Increasing storms, tidal surges, and tsunamis generated by earth movements, earthquakes, and volcanism on the ocean floor would have resulted in the progressive breaking up of the floating-forest ecosystem on the ocean surface, and thus huge rafts of vegetation would have been swept landward to be beached with the sediment load on the land surfaces being inundated. Thus, the floatingforest vegetation would have been buried higher in the strata record of the Flood, well above the stromatolites and the strange animals that lived with them. Only later, in the first 150 days of the Flood, as the waters rose higher across the land surface, would the gymnosperm-dinosaurs ecosystem be first swept away and buried, followed later by the angiosperm-mammal-man ecosystem that lived at higher elevations. People would have continued to move to the highest ground to escape the rising Flood waters, and so would not necessarily have been buried with the angiosperms and mammals.
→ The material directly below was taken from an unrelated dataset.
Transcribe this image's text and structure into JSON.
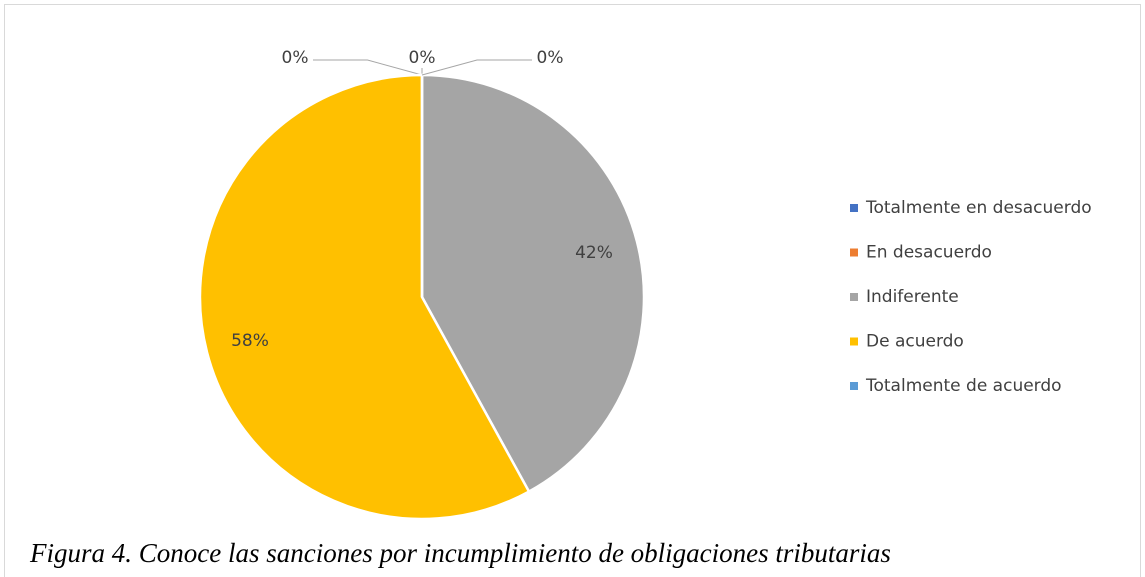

Thus the existence of these geographically separated distinct ecosystems in the pre-Flood world could well explain this spatial separation and order of fossilization in the geologic record of the Flood.
Early Burial of Marine Creatures
The vast majority by number of fossils preserved in the strata record of the Flood are the remains of shallow-water marine invertebrates (brachiopods, bivalves, gastropods, corals, graptolites, echinoderms, crustaceans, etc.).8 In the lowermost fossiliferous strata (Cambrian, Ordovician, Silurian, and Devonian), the contained fossils are almost exclusively shallow-water marine invertebrates, with fish and amphibian fossils only appearing in progressively greater numbers in the higher strata.9 The first fish fossils are found in Ordovician strata, and in Devonian strata are found amphibians and the first evidence of continentaltype flora. It is not until the Carboniferous (Mississippian and Pennsylvanian) and Permian strata higher in the geologic record that the first traces of land animals are encountered.
Because the Flood began in the ocean basins with the breaking up of the fountains of the great deep, strong and destructive ocean currents were generated by the upheavals and moved swiftly landward, scouring the sediments on the ocean floor and carrying them and the organisms living in, on, and near them. These currents and sediments reached the shallower continental shelves, where the shallow-water marine invertebrates lived in all their prolific diversity. Unable to escape, these organisms would have been swept away and buried in the sediment layers as they were dumped where the waters crashed onto the land surfaces being progressively inundated farther inland. As well as burying these shallow-water marine invertebrates, the sediments washed shoreward from the ocean basins would have progressively buried fish, then amphibians and reptiles living in lowland, swampy habitats, before eventually sweeping away the dinosaurs and burying them next, and finally at the highest elevations destroying and burying birds, mammals, and angiosperms.